Saat ini, UMKM dengan omzet hingga Rp4,8 miliar per tahun hanya dikenakan Pajak Penghasilan (PPh) Final sebesar 0,5 persen angka yang disebut Mari jauh lebih longgar dibanding negara lain.
Potensi Tax Ratio 16 Persen: Mengutip kajian Bank Dunia, Mari meyakini Indonesia sebenarnya mampu mengerek rasio pajak dari kisaran 10 persen hingga mencapai 16 persen.
Kuncinya ada pada dua langkah: meningkatkan kepatuhan wajib pajak yang berpotensi menambah 3,7 persen rasio pajak, serta melakukan reformasi kebijakan pajak yang bisa menambah 2,7 persen lagi.
“Entah itu menaikkan pajak, menerapkan pajak kekayaan, menurunkan ambang batas pajak UMKM yang secara politik memang rumit atau memperluas basis pajak. Dengan kebijakan tepat, kita bisa kembali ke angka 16 persen,” tegasnya.

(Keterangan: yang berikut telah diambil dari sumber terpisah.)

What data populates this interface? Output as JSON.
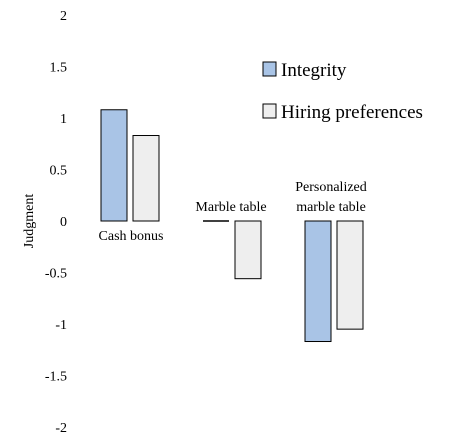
{
  "chart_data": {
    "type": "bar",
    "ylabel": "Judgment",
    "ylim": [
      -2,
      2
    ],
    "yticks": [
      "2",
      "1.5",
      "1",
      "0.5",
      "0",
      "-0.5",
      "-1",
      "-1.5",
      "-2"
    ],
    "categories": [
      "Cash bonus",
      "Marble table",
      "Personalized marble table"
    ],
    "category_label_lines": [
      [
        "Cash bonus"
      ],
      [
        "Marble table"
      ],
      [
        "Personalized",
        "marble table"
      ]
    ],
    "series": [
      {
        "name": "Integrity",
        "values": [
          1.08,
          0.0,
          -1.17
        ],
        "color": "#a9c4e6"
      },
      {
        "name": "Hiring preferences",
        "values": [
          0.83,
          -0.56,
          -1.05
        ],
        "color": "#eeeeee"
      }
    ],
    "legend": "right",
    "grid": false
  }
}
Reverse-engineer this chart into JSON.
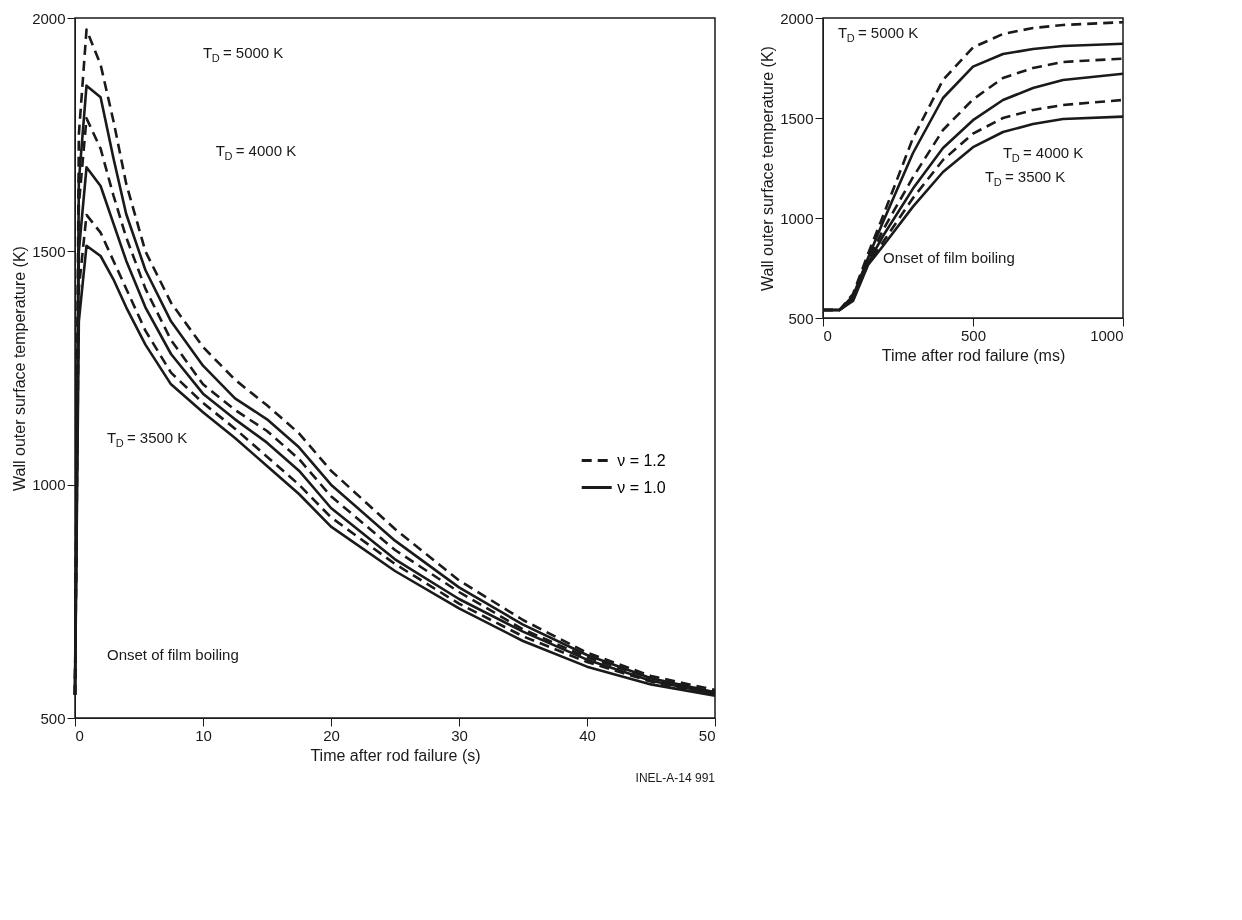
{
  "chart_data": [
    {
      "type": "line",
      "xlabel": "Time after rod failure (s)",
      "ylabel": "Wall outer surface temperature (K)",
      "xlim": [
        0,
        50
      ],
      "ylim": [
        500,
        2000
      ],
      "xticks": [
        0,
        10,
        20,
        30,
        40,
        50
      ],
      "yticks": [
        500,
        1000,
        1500,
        2000
      ],
      "legend": "bottom right",
      "marker": "none",
      "x": [
        0,
        0.3,
        0.9,
        2,
        3,
        4,
        5.5,
        7.5,
        10,
        12.5,
        15,
        17.5,
        20,
        25,
        30,
        35,
        40,
        45,
        50
      ],
      "series": [
        {
          "name": "ν = 1.2",
          "color": "#1a1a1a",
          "line_style": "dashed",
          "values": [
            550,
            1750,
            1975,
            1900,
            1780,
            1645,
            1500,
            1390,
            1295,
            1225,
            1170,
            1110,
            1030,
            905,
            795,
            710,
            640,
            590,
            560
          ]
        },
        {
          "name": "ν = 1.0",
          "color": "#1a1a1a",
          "line_style": "solid",
          "values": [
            550,
            1650,
            1855,
            1830,
            1700,
            1580,
            1460,
            1350,
            1255,
            1185,
            1140,
            1080,
            1000,
            880,
            780,
            700,
            635,
            585,
            555
          ]
        },
        {
          "color": "#1a1a1a",
          "line_style": "dashed",
          "values": [
            550,
            1600,
            1785,
            1720,
            1620,
            1530,
            1420,
            1310,
            1215,
            1160,
            1115,
            1055,
            975,
            860,
            770,
            690,
            630,
            585,
            555
          ]
        },
        {
          "color": "#1a1a1a",
          "line_style": "solid",
          "values": [
            550,
            1500,
            1680,
            1640,
            1560,
            1480,
            1380,
            1280,
            1195,
            1140,
            1090,
            1030,
            950,
            840,
            755,
            685,
            625,
            580,
            552
          ]
        },
        {
          "color": "#1a1a1a",
          "line_style": "dashed",
          "values": [
            550,
            1420,
            1578,
            1540,
            1480,
            1420,
            1330,
            1240,
            1175,
            1120,
            1060,
            1000,
            930,
            830,
            745,
            675,
            620,
            578,
            550
          ]
        },
        {
          "color": "#1a1a1a",
          "line_style": "solid",
          "values": [
            550,
            1350,
            1512,
            1490,
            1440,
            1380,
            1300,
            1215,
            1155,
            1100,
            1040,
            980,
            910,
            815,
            735,
            665,
            610,
            572,
            548
          ]
        }
      ],
      "annotations": [
        "T$_{D}$ = 5000 K",
        "T$_{D}$ = 4000 K",
        "T$_{D}$ = 3500 K",
        "Onset of film boiling",
        "INEL-A-14 991"
      ]
    },
    {
      "type": "line",
      "xlabel": "Time after rod failure (ms)",
      "ylabel": "Wall outer surface temperature (K)",
      "xlim": [
        0,
        1000
      ],
      "ylim": [
        500,
        2000
      ],
      "xticks": [
        0,
        500,
        1000
      ],
      "yticks": [
        500,
        1000,
        1500,
        2000
      ],
      "marker": "none",
      "x": [
        0,
        55,
        100,
        150,
        200,
        300,
        400,
        500,
        600,
        700,
        800,
        1000
      ],
      "series": [
        {
          "color": "#1a1a1a",
          "line_style": "dashed",
          "values": [
            540,
            540,
            620,
            820,
            1010,
            1400,
            1690,
            1853,
            1920,
            1950,
            1965,
            1979
          ]
        },
        {
          "color": "#1a1a1a",
          "line_style": "solid",
          "values": [
            540,
            540,
            610,
            800,
            980,
            1325,
            1600,
            1757,
            1820,
            1845,
            1860,
            1871
          ]
        },
        {
          "color": "#1a1a1a",
          "line_style": "dashed",
          "values": [
            540,
            540,
            600,
            785,
            940,
            1204,
            1440,
            1593,
            1700,
            1750,
            1780,
            1797
          ]
        },
        {
          "color": "#1a1a1a",
          "line_style": "solid",
          "values": [
            540,
            540,
            595,
            775,
            910,
            1147,
            1350,
            1489,
            1590,
            1650,
            1690,
            1721
          ]
        },
        {
          "color": "#1a1a1a",
          "line_style": "dashed",
          "values": [
            540,
            540,
            590,
            770,
            880,
            1100,
            1290,
            1422,
            1500,
            1540,
            1565,
            1590
          ]
        },
        {
          "color": "#1a1a1a",
          "line_style": "solid",
          "values": [
            540,
            540,
            585,
            765,
            860,
            1057,
            1230,
            1354,
            1430,
            1470,
            1495,
            1507
          ]
        }
      ],
      "annotations": [
        "T$_{D}$ = 5000 K",
        "T$_{D}$ = 4000 K",
        "T$_{D}$ = 3500 K",
        "Onset of film boiling"
      ]
    }
  ]
}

Mari pun menekankan pentingnya penerapan Government Technology (GovTech) sebagai solusi untuk memperbaiki administrasi perpajakan dan meningkatkan kepatuhan wajib pajak.
Menurutnya, fokus pada teknologi dan kepatuhan jauh lebih efektif ketimbang sekadar mengejar penerimaan dari pembayar pajak yang sudah patuh.
Kritik keras Mari ini menjadi peringatan serius bagi pemerintah agar reformasi pajak tidak hanya mengejar angka penerimaan, tetapi juga memastikan keadilan dan keberlanjutan sistem perpajakan Indonesia. (red/hil)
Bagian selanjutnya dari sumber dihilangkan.